Mr. Barnstaple paid the doctor the sum of one guinea, and armed with these instructions prepared to break the news of his illness and his necessary absence to Mr. Peeve whenever the occasion seemed ripe for doing so.
2
For a time this prospective holiday was merely a fresh addition to Mr. Barnstaple’s already excessive burthen of worries. To decide to get away was to find oneself face to face at once with three apparently insurmountable problems: How to get away? Whither? And since Mr. Barnstaple was one of those people who tire very quickly of their own company: With whom? A sharp gleam of furtive scheming crept into the candid misery that had recently become Mr. Barnstaple’s habitual expression. But then, no one took much notice of Mr. Barnstaple’s expressions.
One thing was very clear in his mind. Not a word of this holiday must be breathed at home. If once Mrs. Barnstaple got wind of it, he knew exactly what would happen. She would, with an air of competent devotion, take charge of the entire business. “You must have a good holiday,” she would say. She would select some rather distant and expensive resort in Cornwall or Scotland or Brittany, she would buy a lot of outfit, she would have afterthoughts to swell the luggage with inconvenient parcels at the last moment, and she would bring the boys. Probably she would arrange for one or two groups of acquaintances to come to the same place to “liven things up.” If they did they were certain to bring the worst sides of their natures with them and to develop into the most indefatigable of bores. There would be no conversation. There would be much unreal laughter, There would be endless games … No!
But how is a man to go away for a holiday without his wife getting wind of it? Somehow a bag must be packed and smuggled out of the house …

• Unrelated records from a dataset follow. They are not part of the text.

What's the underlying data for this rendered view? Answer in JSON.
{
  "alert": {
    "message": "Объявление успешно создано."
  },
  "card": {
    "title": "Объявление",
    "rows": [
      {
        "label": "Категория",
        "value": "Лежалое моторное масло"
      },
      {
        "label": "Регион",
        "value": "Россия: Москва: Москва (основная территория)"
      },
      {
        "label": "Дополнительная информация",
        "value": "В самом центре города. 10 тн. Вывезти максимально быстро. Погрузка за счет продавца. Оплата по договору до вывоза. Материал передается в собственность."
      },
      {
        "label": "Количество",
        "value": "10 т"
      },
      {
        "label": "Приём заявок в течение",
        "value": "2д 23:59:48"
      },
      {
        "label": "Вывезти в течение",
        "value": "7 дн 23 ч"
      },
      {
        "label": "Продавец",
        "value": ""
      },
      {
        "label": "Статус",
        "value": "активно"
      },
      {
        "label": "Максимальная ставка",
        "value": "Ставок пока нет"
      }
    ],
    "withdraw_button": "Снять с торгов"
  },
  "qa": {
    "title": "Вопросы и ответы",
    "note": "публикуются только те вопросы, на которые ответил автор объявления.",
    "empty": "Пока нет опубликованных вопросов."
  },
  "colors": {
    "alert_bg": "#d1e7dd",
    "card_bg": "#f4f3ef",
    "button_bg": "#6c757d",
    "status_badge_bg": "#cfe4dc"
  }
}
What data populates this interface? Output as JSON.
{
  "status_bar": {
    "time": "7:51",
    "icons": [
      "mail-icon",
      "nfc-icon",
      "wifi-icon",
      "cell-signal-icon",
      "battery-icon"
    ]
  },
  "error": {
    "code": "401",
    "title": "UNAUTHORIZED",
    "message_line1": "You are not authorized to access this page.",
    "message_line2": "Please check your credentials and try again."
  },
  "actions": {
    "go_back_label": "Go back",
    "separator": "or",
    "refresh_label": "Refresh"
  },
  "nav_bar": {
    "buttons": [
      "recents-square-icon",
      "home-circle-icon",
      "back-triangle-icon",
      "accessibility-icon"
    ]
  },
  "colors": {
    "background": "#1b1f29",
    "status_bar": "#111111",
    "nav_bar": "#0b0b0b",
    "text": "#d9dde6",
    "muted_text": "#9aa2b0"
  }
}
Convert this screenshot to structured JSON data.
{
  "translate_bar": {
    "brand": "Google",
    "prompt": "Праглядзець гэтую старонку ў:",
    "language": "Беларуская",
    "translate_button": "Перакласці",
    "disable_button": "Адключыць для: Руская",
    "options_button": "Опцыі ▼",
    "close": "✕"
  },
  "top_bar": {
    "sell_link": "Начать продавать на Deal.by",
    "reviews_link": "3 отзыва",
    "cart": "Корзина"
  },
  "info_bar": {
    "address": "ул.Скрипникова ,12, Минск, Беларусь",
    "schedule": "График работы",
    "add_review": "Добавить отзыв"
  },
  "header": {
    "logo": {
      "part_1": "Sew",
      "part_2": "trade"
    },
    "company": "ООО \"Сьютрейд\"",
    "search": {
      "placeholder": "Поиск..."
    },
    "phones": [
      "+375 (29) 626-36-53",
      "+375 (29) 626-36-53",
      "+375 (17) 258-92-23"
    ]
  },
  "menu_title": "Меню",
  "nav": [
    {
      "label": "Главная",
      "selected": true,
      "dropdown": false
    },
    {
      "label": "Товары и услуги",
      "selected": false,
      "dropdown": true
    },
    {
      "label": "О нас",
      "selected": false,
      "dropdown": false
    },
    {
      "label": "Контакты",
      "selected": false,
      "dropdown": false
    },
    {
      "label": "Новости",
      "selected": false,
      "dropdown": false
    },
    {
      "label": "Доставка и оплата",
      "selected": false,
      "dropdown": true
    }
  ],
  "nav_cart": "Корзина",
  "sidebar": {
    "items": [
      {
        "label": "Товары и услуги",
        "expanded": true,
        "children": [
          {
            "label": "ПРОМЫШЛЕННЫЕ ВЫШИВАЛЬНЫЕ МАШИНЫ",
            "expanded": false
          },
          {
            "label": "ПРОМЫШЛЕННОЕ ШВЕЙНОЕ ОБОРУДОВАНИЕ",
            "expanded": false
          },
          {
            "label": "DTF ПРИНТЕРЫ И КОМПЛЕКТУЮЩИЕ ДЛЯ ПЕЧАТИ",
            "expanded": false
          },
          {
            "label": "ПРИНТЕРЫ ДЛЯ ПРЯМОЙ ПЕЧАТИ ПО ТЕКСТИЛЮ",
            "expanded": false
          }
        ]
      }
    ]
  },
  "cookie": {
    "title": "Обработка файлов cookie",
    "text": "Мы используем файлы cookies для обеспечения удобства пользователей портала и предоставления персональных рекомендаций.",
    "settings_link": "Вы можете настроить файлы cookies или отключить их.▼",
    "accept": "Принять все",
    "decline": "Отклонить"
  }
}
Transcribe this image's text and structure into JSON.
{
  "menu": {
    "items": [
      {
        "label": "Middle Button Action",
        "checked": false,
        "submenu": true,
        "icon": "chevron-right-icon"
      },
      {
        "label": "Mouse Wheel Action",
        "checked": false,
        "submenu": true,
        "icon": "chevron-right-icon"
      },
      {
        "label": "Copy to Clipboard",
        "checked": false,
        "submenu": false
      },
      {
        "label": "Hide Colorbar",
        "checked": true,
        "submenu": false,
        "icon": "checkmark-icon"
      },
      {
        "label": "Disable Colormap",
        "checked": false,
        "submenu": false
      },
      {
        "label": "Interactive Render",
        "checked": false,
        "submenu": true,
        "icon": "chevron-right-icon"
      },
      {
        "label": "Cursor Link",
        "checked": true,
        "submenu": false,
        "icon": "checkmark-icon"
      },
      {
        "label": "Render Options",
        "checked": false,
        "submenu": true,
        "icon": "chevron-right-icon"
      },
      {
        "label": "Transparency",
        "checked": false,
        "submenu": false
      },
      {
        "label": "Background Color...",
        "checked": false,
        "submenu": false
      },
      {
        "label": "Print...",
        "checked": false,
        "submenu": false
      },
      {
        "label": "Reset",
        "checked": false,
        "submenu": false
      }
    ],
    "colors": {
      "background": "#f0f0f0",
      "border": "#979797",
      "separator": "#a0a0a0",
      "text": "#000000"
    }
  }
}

The most hopeful thing about Mr. Barnstaple’s position from Mr. Barnstaple’s point of view was that he owned a small automobile of his very own. It was natural that this car should play a large part in his secret plannings. It seemed to offer the easiest means of getting away; it converted the possible answer to Whither? from a fixed and definite place into what mathematicians call, I believe, a locus; and there was something so companionable about the little beast that it did to a slight but quite perceptible extent answer the question, With whom? It was a two-seater. It was known in the family as the Foot Bath, Colman’s Mustard, and the Yellow Peril. As these names suggest, it was a low, open car of a clear yellow colour. Mr. Barnstaple used it to come up to the office from Sydenham because it did thirty-three miles to the gallon and was ever so much cheaper than a season ticket. It stood up in the court under the office window during the day. At Sydenham it lived in a shed of which Mr. Barnstaple carried the only key. So far he had managed to prevent the boys from either driving it or taking it to pieces. At times Mrs. Barnstaple made him drive her about Sydenham for her shopping, but she did not really like the little car because it exposed her to the elements too much and made her dusty and dishevelled. Both by reason of all that it made possible and by reason of all that it debarred, the little car was clearly indicated as the medium for the needed holiday. And Mr. Barnstaple really liked driving it. He drove very badly, but he drove very carefully; and though it sometimes stopped and refused to proceed, it did not do, or at any rate it had not so far done as most other things did in Mr. Barnstaple’s life, which was to go due east when he turned the steering wheel west. So that it gave him an agreeable sense of mastery.